Library > sgl-project/mini-sglang

mini-sglang is a minimal, educational re-implementation of an LLM inference serving engine inspired by SGLang. It provides a full stack from HTTP API server down to GPU kernels: a FastAPI-based HTTP/ZMQ server, a continuous-batching scheduler with paged KV-cache (naive and radix-tree prefix-sharing variants), a pluggable attention backend system (FlashAttention, FlashInfer, TensorRT-LLM), tensor-parallel distributed inference via NCCL, and support for multiple model architectures (LLaMA, Qwen2, Qwen3, Qwen3-MoE). The codebase is structured as a Python package with C++/CUDA/Triton extensions compiled via JIT and AOT loaders. Key design decisions include: a message-passing architecture where the API server, tokenizer worker, scheduler, and engine workers communicate via ZMQ queues; a registry pattern for swappable attention and MoE backends; tensor-parallel linear layers with column/row partitioning; CUDA graph capture for fast decode-phase replay; and a radix-tree KV-cache manager for efficient prompt prefix reuse across requests.

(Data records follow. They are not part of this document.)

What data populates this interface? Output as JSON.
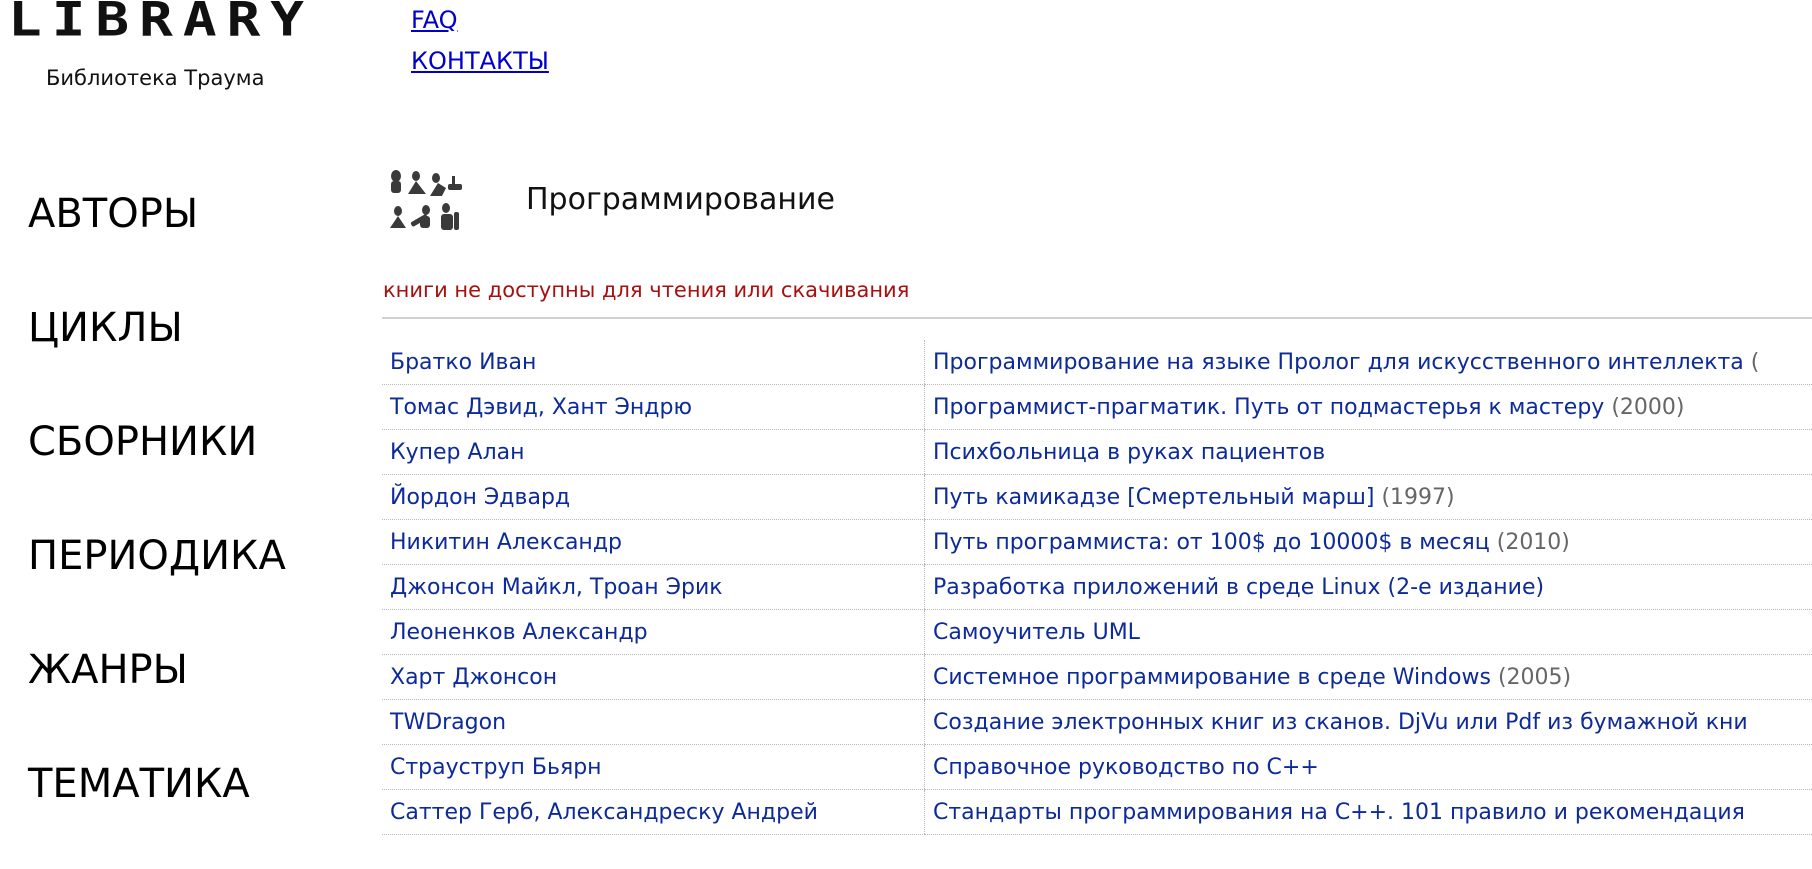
{
  "site": {
    "logo": "LIBRARY",
    "subtitle": "Библиотека Траума"
  },
  "top_links": [
    {
      "label": "FAQ"
    },
    {
      "label": "КОНТАКТЫ"
    }
  ],
  "side_nav": [
    {
      "label": "АВТОРЫ"
    },
    {
      "label": "ЦИКЛЫ"
    },
    {
      "label": "СБОРНИКИ"
    },
    {
      "label": "ПЕРИОДИКА"
    },
    {
      "label": "ЖАНРЫ"
    },
    {
      "label": "ТЕМАТИКА"
    }
  ],
  "genre": {
    "title": "Программирование",
    "icon": "reading-figures-icon"
  },
  "notice": "книги не доступны для чтения или скачивания",
  "colors": {
    "link": "#0d2a99",
    "notice": "#a81010",
    "year": "#666666"
  },
  "books": [
    {
      "authors": [
        "Братко Иван"
      ],
      "title": "Программирование на языке Пролог для искусственного интеллекта",
      "year": "("
    },
    {
      "authors": [
        "Томас Дэвид",
        "Хант Эндрю"
      ],
      "title": "Программист-прагматик. Путь от подмастерья к мастеру",
      "year": "(2000)"
    },
    {
      "authors": [
        "Купер Алан"
      ],
      "title": "Психбольница в руках пациентов",
      "year": ""
    },
    {
      "authors": [
        "Йордон Эдвард"
      ],
      "title": "Путь камикадзе [Смертельный марш]",
      "year": "(1997)"
    },
    {
      "authors": [
        "Никитин Александр"
      ],
      "title": "Путь программиста: от 100$ до 10000$ в месяц",
      "year": "(2010)"
    },
    {
      "authors": [
        "Джонсон Майкл",
        "Троан Эрик"
      ],
      "title": "Разработка приложений в среде Linux (2-е издание)",
      "year": ""
    },
    {
      "authors": [
        "Леоненков Александр"
      ],
      "title": "Самоучитель UML",
      "year": ""
    },
    {
      "authors": [
        "Харт Джонсон"
      ],
      "title": "Системное программирование в среде Windows",
      "year": "(2005)"
    },
    {
      "authors": [
        "TWDragon"
      ],
      "title": "Создание электронных книг из сканов. DjVu или Pdf из бумажной кни",
      "year": ""
    },
    {
      "authors": [
        "Страуструп Бьярн"
      ],
      "title": "Справочное руководство по C++",
      "year": ""
    },
    {
      "authors": [
        "Саттер Герб",
        "Александреску Андрей"
      ],
      "title": "Стандарты программирования на С++. 101 правило и рекомендация",
      "year": ""
    }
  ]
}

The scheduler separates prefill and decode phases explicitly, enabling chunked prefill and continuous batching. This repository would be used by ML systems engineers and researchers who want to understand how a production LLM serving system like SGLang or vLLM works internally, or who want a clean, hackable baseline to experiment with new scheduling, attention, or caching strategies. It is not intended as a production deployment but as a well-structured reference implementation with working benchmarks and tests.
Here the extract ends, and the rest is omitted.